Ni la más aguda de las genialidades poéticas sería capaz de descubrir – como hace la Madre Trinidad en estos pensamientos – tras el misterio de Pentecostés que nos disponemos a vivir, ese idilio amoroso entre el Espíritu Santo y su Esposa, la Iglesia.

Sólo con la misma Mirada del Padre se puede penetrar así en el Misterio. Sólo con la misma Canción del Verbo se puede cantar con tal belleza y profundidad. Y sólo con “el ímpetu amoroso de la corriente avasalladora” del Espíritu Santo se puede arrastrar el alma de quien lee estos textos hasta tal grado de conocimiento y disfrute de estas realidades.

Y esta luz deslumbrante, llena de alimento espiritual, ¡es para ti! Dios te la da por ser hijo de la Iglesia. ¡Aprovéchala!

 

¡Día de Pentecostés…! En él, las tres divinas Personas, abalanzándose en el ímpetu amoroso de su corriente avasalladora sobre su Iglesia naciente, la besan, ennoblecen, embellecen y fecundizan tan divinamente que, la que antes era miedosa y sin ciencia divina, hoy, por la invasión de lo alto, se encuentra llena de sabiduría y fuerte como «ejército en orden de batalla», al contacto del beso infinito y virgíneo del Espíritu Santo. (21-5-61)

Desde toda la Eternidad, está el Espíritu Santo abrasado en ansias infinitas de abalanzarse sobre su Iglesia virgen, para fecundizarla con su fuego de amor. (21-5-61)

  

          El día de Pentecostés la Iglesia ha sido como una esposa virgen, que, al contacto amoroso del beso del Espíritu Santo, se fecundizó tan plenamente en sus entrañas virginales, que quedó por la invasión divina, Virgen-Madre de todas las almas. (21-5-61)

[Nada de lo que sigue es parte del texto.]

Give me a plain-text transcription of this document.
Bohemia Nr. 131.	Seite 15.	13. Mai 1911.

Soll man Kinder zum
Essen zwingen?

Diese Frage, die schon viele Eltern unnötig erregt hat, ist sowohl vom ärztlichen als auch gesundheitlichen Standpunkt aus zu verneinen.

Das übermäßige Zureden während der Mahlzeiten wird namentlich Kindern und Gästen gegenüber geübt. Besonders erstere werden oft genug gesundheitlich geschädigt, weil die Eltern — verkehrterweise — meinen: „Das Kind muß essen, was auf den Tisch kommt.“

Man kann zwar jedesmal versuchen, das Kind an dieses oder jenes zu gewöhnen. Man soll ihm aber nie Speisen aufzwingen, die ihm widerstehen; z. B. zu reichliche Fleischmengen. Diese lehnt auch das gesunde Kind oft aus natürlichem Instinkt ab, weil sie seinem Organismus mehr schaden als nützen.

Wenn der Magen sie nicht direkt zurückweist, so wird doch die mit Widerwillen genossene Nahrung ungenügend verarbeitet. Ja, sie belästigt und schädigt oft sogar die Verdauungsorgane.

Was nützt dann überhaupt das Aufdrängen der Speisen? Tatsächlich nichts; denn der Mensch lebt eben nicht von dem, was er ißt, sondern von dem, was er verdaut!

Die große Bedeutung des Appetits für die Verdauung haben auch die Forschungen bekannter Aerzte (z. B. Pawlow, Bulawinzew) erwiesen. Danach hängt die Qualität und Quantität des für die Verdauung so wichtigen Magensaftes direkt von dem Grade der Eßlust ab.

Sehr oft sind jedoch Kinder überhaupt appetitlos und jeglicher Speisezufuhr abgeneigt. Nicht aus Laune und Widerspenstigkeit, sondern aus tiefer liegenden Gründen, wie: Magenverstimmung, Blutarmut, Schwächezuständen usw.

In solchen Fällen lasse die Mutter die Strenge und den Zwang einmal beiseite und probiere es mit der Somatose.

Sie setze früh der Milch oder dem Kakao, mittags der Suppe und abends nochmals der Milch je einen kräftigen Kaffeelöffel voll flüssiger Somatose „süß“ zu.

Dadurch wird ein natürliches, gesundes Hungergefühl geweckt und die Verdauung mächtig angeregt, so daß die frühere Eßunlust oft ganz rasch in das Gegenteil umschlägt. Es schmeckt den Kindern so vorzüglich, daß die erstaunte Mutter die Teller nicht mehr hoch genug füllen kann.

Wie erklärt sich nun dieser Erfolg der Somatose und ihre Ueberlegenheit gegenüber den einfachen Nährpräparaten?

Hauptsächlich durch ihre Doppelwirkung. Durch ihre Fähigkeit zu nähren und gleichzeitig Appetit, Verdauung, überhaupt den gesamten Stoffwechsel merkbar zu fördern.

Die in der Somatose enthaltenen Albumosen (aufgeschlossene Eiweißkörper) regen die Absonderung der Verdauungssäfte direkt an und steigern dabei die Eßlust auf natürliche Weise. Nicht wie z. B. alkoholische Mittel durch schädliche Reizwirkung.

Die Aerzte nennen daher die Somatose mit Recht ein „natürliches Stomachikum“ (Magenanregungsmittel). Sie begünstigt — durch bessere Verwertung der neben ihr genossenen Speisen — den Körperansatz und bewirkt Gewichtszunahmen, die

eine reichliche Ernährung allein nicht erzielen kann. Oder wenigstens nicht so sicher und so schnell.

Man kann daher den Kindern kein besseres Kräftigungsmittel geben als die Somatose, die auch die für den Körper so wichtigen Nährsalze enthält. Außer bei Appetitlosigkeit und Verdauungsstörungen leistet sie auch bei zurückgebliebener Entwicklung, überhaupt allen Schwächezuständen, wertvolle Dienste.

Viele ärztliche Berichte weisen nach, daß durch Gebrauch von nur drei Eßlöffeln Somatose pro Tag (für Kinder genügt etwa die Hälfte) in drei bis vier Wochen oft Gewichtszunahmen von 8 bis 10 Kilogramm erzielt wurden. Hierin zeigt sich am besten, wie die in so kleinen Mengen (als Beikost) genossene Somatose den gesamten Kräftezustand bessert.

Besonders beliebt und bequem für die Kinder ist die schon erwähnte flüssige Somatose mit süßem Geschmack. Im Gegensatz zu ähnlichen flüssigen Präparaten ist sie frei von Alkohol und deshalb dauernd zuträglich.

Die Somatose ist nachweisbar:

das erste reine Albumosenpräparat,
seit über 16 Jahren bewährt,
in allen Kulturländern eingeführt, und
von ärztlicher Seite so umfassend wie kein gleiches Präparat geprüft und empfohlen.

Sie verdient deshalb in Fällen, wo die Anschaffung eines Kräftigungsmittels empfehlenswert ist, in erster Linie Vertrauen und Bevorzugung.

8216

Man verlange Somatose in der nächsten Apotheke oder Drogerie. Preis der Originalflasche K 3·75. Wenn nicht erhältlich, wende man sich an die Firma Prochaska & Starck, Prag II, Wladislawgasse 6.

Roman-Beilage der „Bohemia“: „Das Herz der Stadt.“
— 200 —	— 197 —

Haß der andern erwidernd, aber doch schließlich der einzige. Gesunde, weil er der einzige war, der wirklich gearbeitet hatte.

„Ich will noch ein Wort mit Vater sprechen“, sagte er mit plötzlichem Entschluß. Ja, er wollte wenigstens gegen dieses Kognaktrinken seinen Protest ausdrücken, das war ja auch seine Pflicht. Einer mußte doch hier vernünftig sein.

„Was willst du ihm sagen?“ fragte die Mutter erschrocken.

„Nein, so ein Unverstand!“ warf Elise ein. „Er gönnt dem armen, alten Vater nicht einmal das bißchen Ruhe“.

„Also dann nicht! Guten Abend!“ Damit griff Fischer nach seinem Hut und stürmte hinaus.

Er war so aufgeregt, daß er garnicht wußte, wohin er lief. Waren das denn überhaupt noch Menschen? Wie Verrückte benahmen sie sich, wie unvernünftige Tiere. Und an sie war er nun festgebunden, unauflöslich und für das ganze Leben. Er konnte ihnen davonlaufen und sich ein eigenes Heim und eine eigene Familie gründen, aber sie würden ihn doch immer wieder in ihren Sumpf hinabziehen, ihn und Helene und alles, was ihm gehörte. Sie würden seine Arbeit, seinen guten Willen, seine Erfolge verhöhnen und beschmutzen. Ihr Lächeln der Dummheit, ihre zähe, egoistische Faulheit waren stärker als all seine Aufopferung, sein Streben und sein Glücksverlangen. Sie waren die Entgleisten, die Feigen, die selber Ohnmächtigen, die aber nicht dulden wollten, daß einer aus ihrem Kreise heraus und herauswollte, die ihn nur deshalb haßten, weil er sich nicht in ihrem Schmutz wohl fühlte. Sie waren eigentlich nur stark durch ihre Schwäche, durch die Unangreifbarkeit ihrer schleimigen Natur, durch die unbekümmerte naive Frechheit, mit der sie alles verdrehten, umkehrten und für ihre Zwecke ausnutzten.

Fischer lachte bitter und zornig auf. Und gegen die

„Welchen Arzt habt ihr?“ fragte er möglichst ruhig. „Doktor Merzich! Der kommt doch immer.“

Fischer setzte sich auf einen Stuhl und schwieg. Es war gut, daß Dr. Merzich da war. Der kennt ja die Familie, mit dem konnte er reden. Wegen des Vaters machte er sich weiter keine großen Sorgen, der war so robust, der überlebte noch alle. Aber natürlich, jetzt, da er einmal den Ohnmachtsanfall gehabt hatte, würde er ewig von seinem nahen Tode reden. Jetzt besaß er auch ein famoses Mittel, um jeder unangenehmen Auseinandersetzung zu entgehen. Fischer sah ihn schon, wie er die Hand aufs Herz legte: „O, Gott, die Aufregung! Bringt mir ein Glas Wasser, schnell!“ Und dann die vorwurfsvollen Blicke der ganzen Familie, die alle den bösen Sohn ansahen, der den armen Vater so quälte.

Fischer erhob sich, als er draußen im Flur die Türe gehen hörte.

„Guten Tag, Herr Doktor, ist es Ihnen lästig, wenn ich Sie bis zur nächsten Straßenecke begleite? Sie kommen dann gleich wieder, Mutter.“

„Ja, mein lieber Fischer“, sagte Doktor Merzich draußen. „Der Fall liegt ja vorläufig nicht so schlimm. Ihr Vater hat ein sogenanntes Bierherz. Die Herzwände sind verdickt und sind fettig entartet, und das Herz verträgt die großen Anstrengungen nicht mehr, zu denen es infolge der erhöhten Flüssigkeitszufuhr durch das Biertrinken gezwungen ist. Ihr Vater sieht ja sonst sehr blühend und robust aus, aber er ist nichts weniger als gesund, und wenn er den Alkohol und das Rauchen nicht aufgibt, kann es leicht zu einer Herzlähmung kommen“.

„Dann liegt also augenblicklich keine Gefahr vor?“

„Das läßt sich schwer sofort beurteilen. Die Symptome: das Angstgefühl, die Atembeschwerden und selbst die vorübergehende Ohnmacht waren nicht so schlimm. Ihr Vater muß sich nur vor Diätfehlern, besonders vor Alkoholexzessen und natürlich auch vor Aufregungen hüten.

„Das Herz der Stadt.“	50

          Pentecostés… día de silencio, de oración, de espera y, como fruto de efusión, de abrazo entre Amado y amada. Amor, ¡qué hermosa has hecho a tu esposa la Iglesia por el ímpetu amoroso de tu beso divino! (21-5-61)

El Espíritu Santo desciende sobre el Cenáculo para derramarse en los Apóstoles como Fuego de luz y amor… y todos, embriagados en su caridad infinita, revientan en explicación cantora de la vida divina que Cristo nos trajo desde el seno de María, para que ellos, a través de su sacerdocio, lo comunicaran a todas las almas. (21-5-61)

En el día de Pentecostés, el Espíritu Infinito iluminó las mentes oscurecidas y conturbadas de los Apóstoles, tan pletóricamente, que éstos rompieron en sabiduría sabrosa de explicación comunicativa, en luz y amor de ciencia divina. (14-10-74)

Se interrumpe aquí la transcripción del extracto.